Ebeveynlerin, dinlerini yaşama hususundaki bu geç kalmışlık, koca bir neslin mahvına sebebiyet veriyor. Yarım bir din anlayışı ile yetiştirmeye çalıştıkları o çocuk, belki de hayatı boyunca Rabb'i ile arasını düzeltemeden ya da düzeltme gereği bile duymadan, bu dünyadan göçüp gidiyor.

Hiç uzatmayacağım yine. Bu konuda yazdıklarım, 50 sayfa alır lâkin saygıdeğer gazetemiz topu topu 5-6 sayfa. Hem siz de okumayı sevmiyorsunuz.

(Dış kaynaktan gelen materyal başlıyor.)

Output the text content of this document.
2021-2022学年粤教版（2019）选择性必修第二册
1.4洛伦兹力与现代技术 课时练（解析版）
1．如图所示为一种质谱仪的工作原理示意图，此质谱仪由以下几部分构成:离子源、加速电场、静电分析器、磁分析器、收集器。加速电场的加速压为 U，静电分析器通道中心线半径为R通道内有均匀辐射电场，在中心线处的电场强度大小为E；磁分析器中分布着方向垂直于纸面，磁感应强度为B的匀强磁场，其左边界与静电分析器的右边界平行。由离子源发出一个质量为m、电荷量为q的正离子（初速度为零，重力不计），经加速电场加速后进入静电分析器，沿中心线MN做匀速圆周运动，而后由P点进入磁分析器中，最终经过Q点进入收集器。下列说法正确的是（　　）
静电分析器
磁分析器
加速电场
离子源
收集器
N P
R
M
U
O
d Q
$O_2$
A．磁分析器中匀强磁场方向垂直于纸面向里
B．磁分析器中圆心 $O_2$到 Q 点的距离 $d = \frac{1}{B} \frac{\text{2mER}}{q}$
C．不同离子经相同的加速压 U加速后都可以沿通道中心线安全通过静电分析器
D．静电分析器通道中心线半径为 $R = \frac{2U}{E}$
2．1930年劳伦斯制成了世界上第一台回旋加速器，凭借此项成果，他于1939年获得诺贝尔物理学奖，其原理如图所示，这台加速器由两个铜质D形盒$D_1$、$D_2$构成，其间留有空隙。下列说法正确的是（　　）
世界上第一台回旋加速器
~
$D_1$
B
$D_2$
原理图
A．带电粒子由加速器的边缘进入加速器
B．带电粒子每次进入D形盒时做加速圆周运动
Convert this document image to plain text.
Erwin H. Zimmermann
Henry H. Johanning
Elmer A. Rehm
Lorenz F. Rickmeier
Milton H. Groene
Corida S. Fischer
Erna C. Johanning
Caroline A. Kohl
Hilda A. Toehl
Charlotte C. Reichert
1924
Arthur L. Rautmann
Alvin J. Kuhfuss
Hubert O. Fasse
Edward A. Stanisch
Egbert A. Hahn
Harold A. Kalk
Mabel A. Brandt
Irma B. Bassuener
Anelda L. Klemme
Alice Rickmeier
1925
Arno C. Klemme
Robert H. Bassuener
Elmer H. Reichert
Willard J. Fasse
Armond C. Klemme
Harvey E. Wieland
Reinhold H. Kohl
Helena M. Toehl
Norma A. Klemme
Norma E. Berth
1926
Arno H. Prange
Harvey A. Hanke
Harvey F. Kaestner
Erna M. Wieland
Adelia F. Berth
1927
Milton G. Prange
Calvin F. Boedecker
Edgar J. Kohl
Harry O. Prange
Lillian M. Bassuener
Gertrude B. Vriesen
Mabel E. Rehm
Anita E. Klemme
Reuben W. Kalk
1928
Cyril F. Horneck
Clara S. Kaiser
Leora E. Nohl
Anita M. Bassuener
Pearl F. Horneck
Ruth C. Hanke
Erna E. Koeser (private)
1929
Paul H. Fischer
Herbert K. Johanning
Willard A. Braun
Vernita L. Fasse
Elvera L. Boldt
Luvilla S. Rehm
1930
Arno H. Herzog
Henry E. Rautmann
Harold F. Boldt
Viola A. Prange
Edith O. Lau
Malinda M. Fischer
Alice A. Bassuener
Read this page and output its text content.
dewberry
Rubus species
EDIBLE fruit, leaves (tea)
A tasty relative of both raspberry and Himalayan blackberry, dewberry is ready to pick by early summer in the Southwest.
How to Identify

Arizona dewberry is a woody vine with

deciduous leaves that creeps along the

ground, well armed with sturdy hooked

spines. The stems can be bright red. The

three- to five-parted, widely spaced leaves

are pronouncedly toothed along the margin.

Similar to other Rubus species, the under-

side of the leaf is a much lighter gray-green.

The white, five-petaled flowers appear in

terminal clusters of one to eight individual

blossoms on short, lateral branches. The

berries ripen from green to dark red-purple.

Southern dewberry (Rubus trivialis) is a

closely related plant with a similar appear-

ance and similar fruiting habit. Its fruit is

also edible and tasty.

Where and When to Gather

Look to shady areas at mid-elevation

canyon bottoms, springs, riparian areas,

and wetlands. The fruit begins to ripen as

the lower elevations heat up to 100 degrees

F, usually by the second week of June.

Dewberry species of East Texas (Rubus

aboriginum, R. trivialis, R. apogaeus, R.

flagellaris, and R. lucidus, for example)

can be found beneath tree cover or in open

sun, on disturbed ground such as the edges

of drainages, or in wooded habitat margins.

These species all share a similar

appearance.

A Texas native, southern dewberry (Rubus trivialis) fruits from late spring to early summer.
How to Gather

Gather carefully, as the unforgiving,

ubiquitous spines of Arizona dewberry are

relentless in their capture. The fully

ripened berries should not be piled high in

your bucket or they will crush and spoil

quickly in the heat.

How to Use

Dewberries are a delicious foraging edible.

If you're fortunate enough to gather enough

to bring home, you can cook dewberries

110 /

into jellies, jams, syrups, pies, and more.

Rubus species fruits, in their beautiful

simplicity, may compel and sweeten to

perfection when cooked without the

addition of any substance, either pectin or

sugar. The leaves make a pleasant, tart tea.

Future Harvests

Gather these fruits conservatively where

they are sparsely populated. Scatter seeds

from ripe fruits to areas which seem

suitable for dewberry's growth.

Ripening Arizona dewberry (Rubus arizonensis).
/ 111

Şöyle sonlandırayım o hâlde efendim; anne-babamızı seçemiyoruz fakat nasıl yaşamak istediğimizin kararını verebiliyoruz. Şükür ki, yaratıcı bu konuda bizi özgür bırakmış. Dünyadan kopamıyoruz, ahireti düşünmeden edemiyoruz, böyle saçma bir ikilemin arasında bocalıyoruz, öyleyse bir karar vermemiz gerekiyor en acilinden. Ya evlât sahibi olmadan gireceğiz bu yola, ki o vakit çocuklarımıza örnek olabilelim; ya da çocuk ergenlik çağına ulaşıp da, bizim de 3.5 atmaya başlayan o kalbimizin sıkıştığı yerde, başımıza geleceklere hiç ağlayıp sızlamayacağız.

Allah sizinle olsun efendim.

Hayırlı bir ömür diliyorum hepinize.